Denúncias de assédio sexual crescem em 2017, mas ainda são privilégio para poucas

Adriano Vizoni/Folhapress
SAO PAULO - SP - BRASIL, 13-11-2017, 18h00: MULHERES CONTRA A PEC 181 - CAVALO DE TROIA. Manifestantes durante protesto contra a PEC 181, aprovada por 18 votos a 1, em comissão especial da Câmara. (Foto: Adriano Vizoni/Folhapress, COTIDIANO) ***EXCLUSIVO FSP*** SELENE No: 547544
Manifestantes durante protesto contra a PEC 181, aprovada por 18 votos a 1, em comissão especial da Câmara

A revista "Time" elegeu como Personalidade do Ano as mulheres que quebraram o silêncio sobre o assédio sexual que sofreram, essa epidemia silenciosa que devasta vidas, contamina relações, vulnerabiliza pessoas.

Os EUA estão no topo dessa que talvez seja a maior revolução desde a década de 1960, pela quantidade de casos denunciados nos últimos meses e que teve enorme adesão por meio do movimento #metoo (#eutambém).

Celebridades e anônimos se uniram para falar sobre o que a maioria das pessoas sabe que acontece, mas pouca gente tem coragem e suporte para tornar público.

O caso mais emblemático no Brasil envolveu o ator José Mayer, acusado pela figurinista Su Tonani, de ter, entre outras coisas, tocado sua vagina no local de trabalho. O caso foi revelado por meio do blog #agoraéquesãoelas, da Folha, e estimulou outras mulheres a fazer o mesmo. Mas o alcance dessas incriminações ainda é tímido, embora importante.

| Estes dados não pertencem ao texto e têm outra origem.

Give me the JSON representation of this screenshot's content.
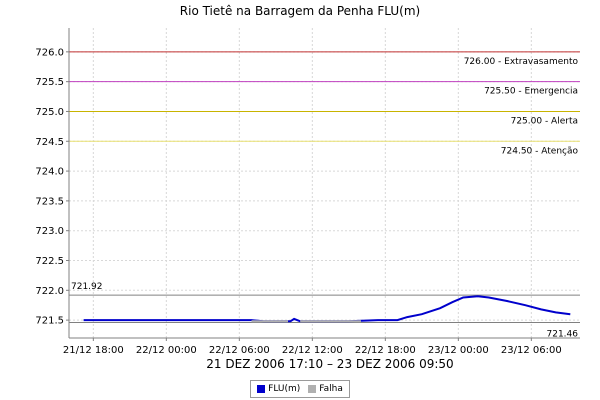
{
  "chart_data": {
    "type": "line",
    "title": "Rio Tietê na Barragem da Penha FLU(m)",
    "xlabel": "21 DEZ 2006 17:10 – 23 DEZ 2006 09:50",
    "ylim": [
      721.2,
      726.4
    ],
    "y_ticks": [
      "721.5",
      "722.0",
      "722.5",
      "723.0",
      "723.5",
      "724.0",
      "724.5",
      "725.0",
      "725.5",
      "726.0"
    ],
    "x_range_hours": [
      -2.0,
      40.0
    ],
    "x_ticks": [
      {
        "label": "21/12 18:00",
        "hour": 0
      },
      {
        "label": "22/12 00:00",
        "hour": 6
      },
      {
        "label": "22/12 06:00",
        "hour": 12
      },
      {
        "label": "22/12 12:00",
        "hour": 18
      },
      {
        "label": "22/12 18:00",
        "hour": 24
      },
      {
        "label": "23/12 00:00",
        "hour": 30
      },
      {
        "label": "23/12 06:00",
        "hour": 36
      }
    ],
    "thresholds": [
      {
        "value": 726.0,
        "label": "726.00 - Extravasamento",
        "color": "#c03030"
      },
      {
        "value": 725.5,
        "label": "725.50 - Emergencia",
        "color": "#c040c0"
      },
      {
        "value": 725.0,
        "label": "725.00 - Alerta",
        "color": "#c8b400"
      },
      {
        "value": 724.5,
        "label": "724.50 - Atenção",
        "color": "#e8e070"
      }
    ],
    "max_marker": {
      "value": 721.92,
      "label": "721.92"
    },
    "min_marker": {
      "value": 721.46,
      "label": "721.46"
    },
    "series": [
      {
        "name": "FLU(m)",
        "color": "#0000cc",
        "x": [
          -0.8,
          5.0,
          10.0,
          11.6,
          12.0,
          13.0,
          14.0,
          16.2,
          16.5,
          17.0,
          19.0,
          21.0,
          23.4,
          25.0,
          25.8,
          27.0,
          28.5,
          29.5,
          30.4,
          31.6,
          32.5,
          34.0,
          35.5,
          36.8,
          38.0,
          39.2
        ],
        "y": [
          721.5,
          721.5,
          721.5,
          721.5,
          721.5,
          721.5,
          721.48,
          721.48,
          721.52,
          721.48,
          721.48,
          721.48,
          721.5,
          721.5,
          721.55,
          721.6,
          721.7,
          721.8,
          721.88,
          721.9,
          721.88,
          721.82,
          721.75,
          721.68,
          721.63,
          721.6
        ]
      },
      {
        "name": "Falha",
        "color": "#b0b0b0",
        "segments": [
          [
            13.0,
            16.0,
            721.48
          ],
          [
            17.0,
            22.0,
            721.48
          ]
        ]
      }
    ],
    "grid": true,
    "legend": "bottom-center"
  }
}
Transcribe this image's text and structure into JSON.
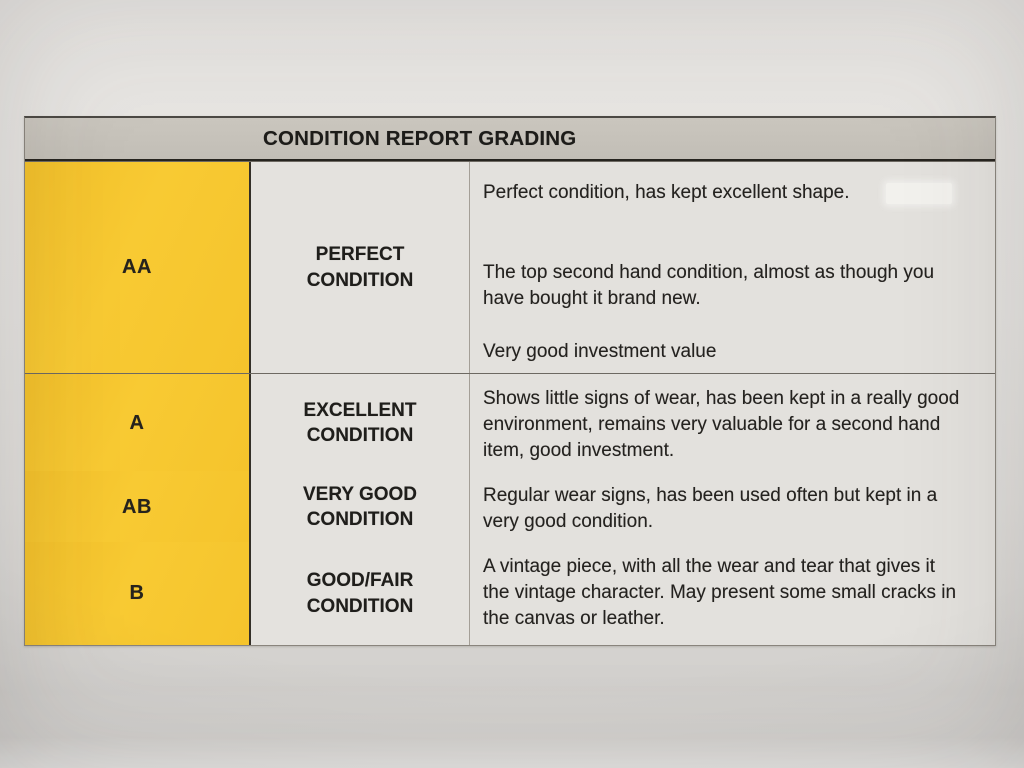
{
  "table": {
    "title": "CONDITION REPORT GRADING",
    "rows": [
      {
        "grade": "AA",
        "condition": "PERFECT CONDITION",
        "descriptions": [
          "Perfect condition, has kept excellent shape.",
          "The top second hand condition, almost as though you have bought it brand new.",
          "Very good investment value"
        ]
      },
      {
        "grade": "A",
        "condition": "EXCELLENT CONDITION",
        "descriptions": [
          "Shows little signs of wear, has been kept in a really good environment, remains very valuable for a second hand item, good investment."
        ]
      },
      {
        "grade": "AB",
        "condition": "VERY GOOD CONDITION",
        "descriptions": [
          "Regular wear signs, has been used often but kept in a very good condition."
        ]
      },
      {
        "grade": "B",
        "condition": "GOOD/FAIR CONDITION",
        "descriptions": [
          "A vintage piece, with all the wear and tear that gives it the vintage character. May present some small cracks in the canvas or leather."
        ]
      }
    ],
    "colors": {
      "grade_column": "#f6c52f",
      "header_band": "#c4c0b8",
      "cell_background": "#e3e1dd",
      "paper_background": "#e0dedb",
      "text": "#23211e"
    }
  }
}
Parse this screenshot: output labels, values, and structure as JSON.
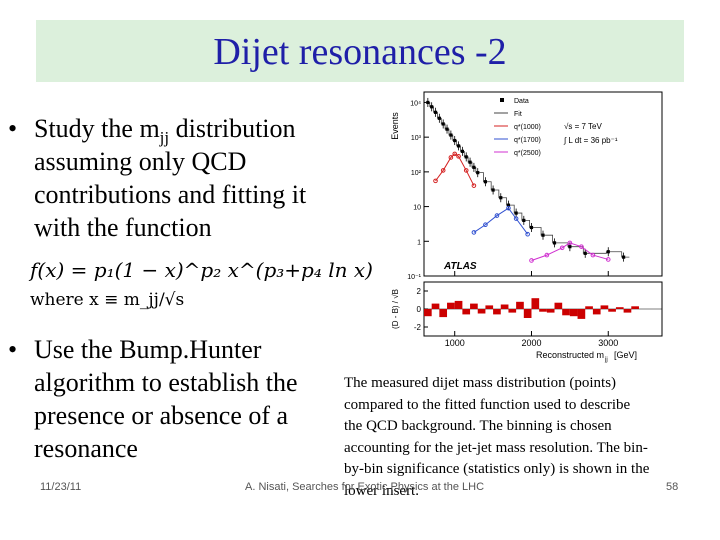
{
  "title": "Dijet resonances -2",
  "bullet1": {
    "lines": [
      "Study the m",
      "assuming only QCD",
      "contributions and fitting it",
      "with the function"
    ],
    "sub": "jj",
    "line1_rest": " distribution"
  },
  "formula": {
    "line1": "f(x) = p₁(1 − x)^p₂ x^(p₃+p₄ ln x)",
    "line2": "where  x ≡ m_jj/√s"
  },
  "bullet2": {
    "lines": [
      "Use the Bump.Hunter",
      "algorithm to establish the",
      "presence or absence of a",
      "resonance"
    ]
  },
  "caption": {
    "lines": [
      "The measured dijet mass distribution (points)",
      "compared to the fitted function used to describe",
      "the QCD background. The binning is chosen",
      "accounting for the jet-jet mass resolution. The bin-",
      "by-bin significance (statistics only) is shown in the",
      "lower insert."
    ]
  },
  "footer": {
    "date": "11/23/11",
    "center": "A. Nisati, Searches for Exotic Physics at the LHC",
    "page": "58"
  },
  "chart_data": {
    "type": "scatter",
    "ylabel": "Events",
    "xlabel": "Reconstructed m",
    "xlabel_sub": "jj",
    "xlabel_unit": "[GeV]",
    "yscale": "log",
    "x_ticks": [
      "1000",
      "2000",
      "3000"
    ],
    "y_ticks": [
      "10⁴",
      "10³",
      "10²",
      "10",
      "1",
      "10⁻¹"
    ],
    "ratio_ylabel": "(D - B) / √B",
    "ratio_ticks": [
      "2",
      "0",
      "-2"
    ],
    "legend": {
      "entries": [
        "Data",
        "Fit",
        "q*(1000)",
        "q*(1700)",
        "q*(2500)"
      ],
      "energy": "√s = 7 TeV",
      "lumi": "∫ L dt = 36 pb⁻¹"
    },
    "experiment_label": "ATLAS",
    "xlim": [
      600,
      3700
    ],
    "ylim": [
      0.1,
      20000
    ],
    "data": {
      "x": [
        650,
        700,
        750,
        800,
        850,
        900,
        950,
        1000,
        1050,
        1100,
        1150,
        1200,
        1250,
        1300,
        1400,
        1500,
        1600,
        1700,
        1800,
        1900,
        2000,
        2150,
        2300,
        2500,
        2700,
        3000,
        3200
      ],
      "y": [
        10000,
        7500,
        5200,
        3500,
        2400,
        1700,
        1150,
        800,
        560,
        390,
        270,
        190,
        135,
        95,
        52,
        30,
        18,
        11,
        6.5,
        4,
        2.5,
        1.5,
        0.9,
        0.7,
        0.45,
        0.5,
        0.35
      ]
    },
    "signals": [
      {
        "name": "q*(1000)",
        "color": "#d42020",
        "x": [
          750,
          850,
          950,
          1000,
          1050,
          1150,
          1250
        ],
        "y": [
          55,
          110,
          260,
          330,
          280,
          110,
          40
        ]
      },
      {
        "name": "q*(1700)",
        "color": "#3050d0",
        "x": [
          1250,
          1400,
          1550,
          1700,
          1800,
          1950
        ],
        "y": [
          1.8,
          3,
          5.5,
          9,
          4.5,
          1.6
        ]
      },
      {
        "name": "q*(2500)",
        "color": "#d030d0",
        "x": [
          2000,
          2200,
          2400,
          2500,
          2650,
          2800,
          3000
        ],
        "y": [
          0.28,
          0.4,
          0.65,
          0.9,
          0.7,
          0.4,
          0.3
        ]
      }
    ],
    "ratio": {
      "x": [
        650,
        750,
        850,
        950,
        1050,
        1150,
        1250,
        1350,
        1450,
        1550,
        1650,
        1750,
        1850,
        1950,
        2050,
        2150,
        2250,
        2350,
        2450,
        2550,
        2650,
        2750,
        2850,
        2950,
        3050,
        3150,
        3250,
        3350
      ],
      "y": [
        -0.8,
        0.6,
        -0.9,
        0.7,
        0.9,
        -0.6,
        0.6,
        -0.5,
        0.4,
        -0.6,
        0.5,
        -0.4,
        0.8,
        -1.0,
        1.2,
        -0.3,
        -0.4,
        0.7,
        -0.7,
        -0.8,
        -1.1,
        0.3,
        -0.6,
        0.4,
        -0.3,
        0.2,
        -0.4,
        0.3
      ]
    }
  }
}
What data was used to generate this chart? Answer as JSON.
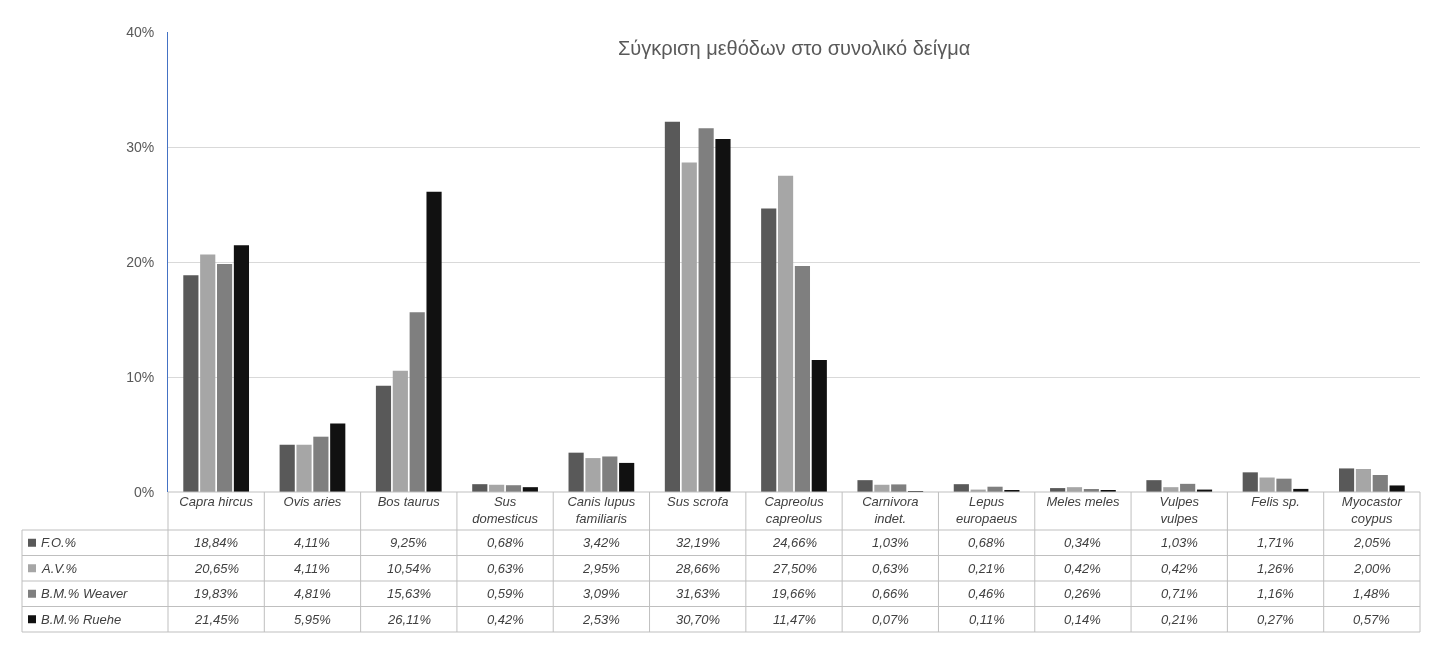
{
  "chart_data": {
    "type": "bar",
    "title": "Σύγκριση μεθόδων στο συνολικό δείγμα",
    "categories": [
      "Capra hircus",
      "Ovis aries",
      "Bos taurus",
      "Sus domesticus",
      "Canis lupus familiaris",
      "Sus scrofa",
      "Capreolus capreolus",
      "Carnivora indet.",
      "Lepus europaeus",
      "Meles meles",
      "Vulpes vulpes",
      "Felis sp.",
      "Myocastor coypus"
    ],
    "series": [
      {
        "name": "F.O.%",
        "color": "#595959",
        "values": [
          18.84,
          4.11,
          9.25,
          0.68,
          3.42,
          32.19,
          24.66,
          1.03,
          0.68,
          0.34,
          1.03,
          1.71,
          2.05
        ],
        "value_labels": [
          "18,84%",
          "4,11%",
          "9,25%",
          "0,68%",
          "3,42%",
          "32,19%",
          "24,66%",
          "1,03%",
          "0,68%",
          "0,34%",
          "1,03%",
          "1,71%",
          "2,05%"
        ]
      },
      {
        "name": "A.V.%",
        "color": "#a6a6a6",
        "values": [
          20.65,
          4.11,
          10.54,
          0.63,
          2.95,
          28.66,
          27.5,
          0.63,
          0.21,
          0.42,
          0.42,
          1.26,
          2.0
        ],
        "value_labels": [
          "20,65%",
          "4,11%",
          "10,54%",
          "0,63%",
          "2,95%",
          "28,66%",
          "27,50%",
          "0,63%",
          "0,21%",
          "0,42%",
          "0,42%",
          "1,26%",
          "2,00%"
        ]
      },
      {
        "name": "B.M.% Weaver",
        "color": "#7f7f7f",
        "values": [
          19.83,
          4.81,
          15.63,
          0.59,
          3.09,
          31.63,
          19.66,
          0.66,
          0.46,
          0.26,
          0.71,
          1.16,
          1.48
        ],
        "value_labels": [
          "19,83%",
          "4,81%",
          "15,63%",
          "0,59%",
          "3,09%",
          "31,63%",
          "19,66%",
          "0,66%",
          "0,46%",
          "0,26%",
          "0,71%",
          "1,16%",
          "1,48%"
        ]
      },
      {
        "name": "B.M.% Ruehe",
        "color": "#111111",
        "values": [
          21.45,
          5.95,
          26.11,
          0.42,
          2.53,
          30.7,
          11.47,
          0.07,
          0.11,
          0.14,
          0.21,
          0.27,
          0.57
        ],
        "value_labels": [
          "21,45%",
          "5,95%",
          "26,11%",
          "0,42%",
          "2,53%",
          "30,70%",
          "11,47%",
          "0,07%",
          "0,11%",
          "0,14%",
          "0,21%",
          "0,27%",
          "0,57%"
        ]
      }
    ],
    "ylim": [
      0,
      40
    ],
    "yticks": [
      {
        "value": 0,
        "label": "0%"
      },
      {
        "value": 10,
        "label": "10%"
      },
      {
        "value": 20,
        "label": "20%"
      },
      {
        "value": 30,
        "label": "30%"
      },
      {
        "value": 40,
        "label": "40%"
      }
    ],
    "grid": "y",
    "legend": "bottom left"
  }
}
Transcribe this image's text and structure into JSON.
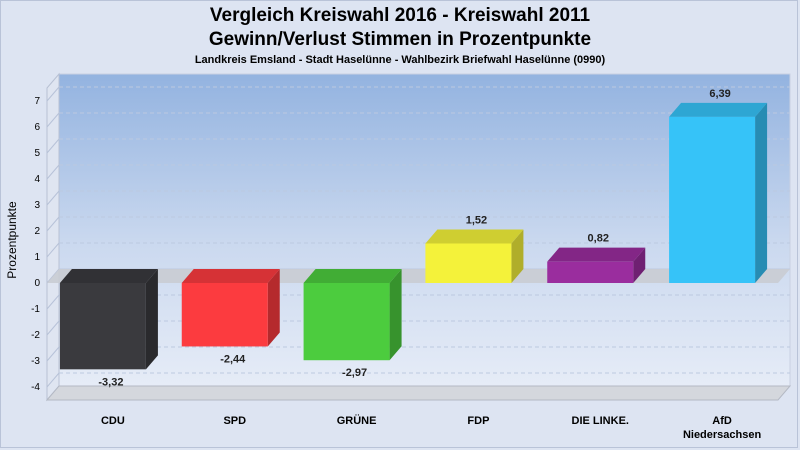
{
  "chart_data": {
    "type": "bar",
    "title": "Vergleich Kreiswahl 2016 - Kreiswahl 2011",
    "title_line2": "Gewinn/Verlust Stimmen in Prozentpunkte",
    "subtitle": "Landkreis Emsland - Stadt Haselünne - Wahlbezirk Briefwahl Haselünne (0990)",
    "xlabel": "",
    "ylabel": "Prozentpunkte",
    "ylim": [
      -4.5,
      7.5
    ],
    "yticks": [
      -4,
      -3,
      -2,
      -1,
      0,
      1,
      2,
      3,
      4,
      5,
      6,
      7
    ],
    "grid": true,
    "categories": [
      "CDU",
      "SPD",
      "GRÜNE",
      "FDP",
      "DIE LINKE.",
      "AfD Niedersachsen"
    ],
    "category_labels": [
      [
        "CDU"
      ],
      [
        "SPD"
      ],
      [
        "GRÜNE"
      ],
      [
        "FDP"
      ],
      [
        "DIE LINKE."
      ],
      [
        "AfD",
        "Niedersachsen"
      ]
    ],
    "values": [
      -3.32,
      -2.44,
      -2.97,
      1.52,
      0.82,
      6.39
    ],
    "value_labels": [
      "-3,32",
      "-2,44",
      "-2,97",
      "1,52",
      "0,82",
      "6,39"
    ],
    "colors": [
      "#3a3a3e",
      "#fc3b3f",
      "#4ccc3e",
      "#f4f23a",
      "#9a2d9e",
      "#36c3f8"
    ]
  }
}
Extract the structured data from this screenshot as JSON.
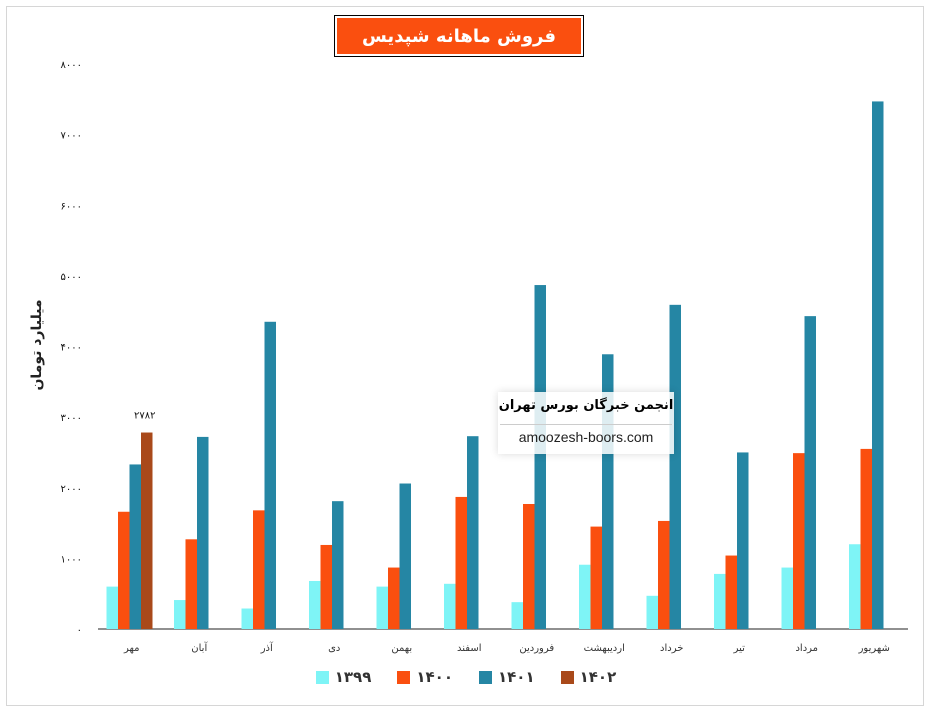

Denúncias não são novidades. Mas, sim, repercussão e desdobramentos. Como algumas acabaram com carreiras ou colocaram os protagonistas num hiato infinito criou-se a falsa impressão de que o mundo está virando uma página e que esse tipo de comportamento não será mais tolerado. Desmascaramos o culpado, julgamos e temos resposta imediata desse microcosmo de privilegiados ao qual pertencemos. Por meio de campanhas na internet, mulheres têm conquistado poder que jamais tiveram em outro momento da história. As palavras mobilizam, encontram conforto e empatia e promovem mudanças.

Mas temos que reconhecer que é privilégio de uma minoria munida de informação, consciente de seus direitos, que descobriu como se armar e sabe que terá amparo, se não aceitar mais calada esse tipo de violência. A questão é como chegar à outra ponta, onde se situam as mais vulneráveis, com menos escolaridade, com pouca percepção do papel social da mulher, aquelas sem acesso aos canais necessários para se proteger. Aquelas que têm medo de ser julgadas, hostilizadas, de perder o emprego ou a reputação. A grande maioria das brasileiras.

É promissor o que vemos acontecendo, mas nos dá a percepção equivocada de que a mudança no comportamento da sociedade chegou para todos. Não chegou. Há um abismo ainda entre a conscientização da minoria e a mudança necessária para que se mude o curso da história. Podemos comparar à era Obama, na Casa Branca, quando muitas pessoas acreditavam ser o fim da linha que dividia brancos e negros, e ficou conhecido como "post racial America". Trump presidente não deixa dúvidas de que a América pós-racismo era apenas uma ilusão.

No que se refere ao assédio sexual, muitos obstáculos precisam ser transpostos. O primeiro deles é educação que promova igualdade de gênero para que essa transformação seja de fato abrangente e para que as novas gerações tenham uma visão diferente de mundo. A segunda é uma profunda mudança na cultura sexista das empresas, que privilegiam homens em detrimento de mulheres em cargos de liderança, em que os departamentos de recursos humanos continuam ignorando o assédio, como se não fosse um problema crônico.

Não tem volta, mas foi só o primeiro passo.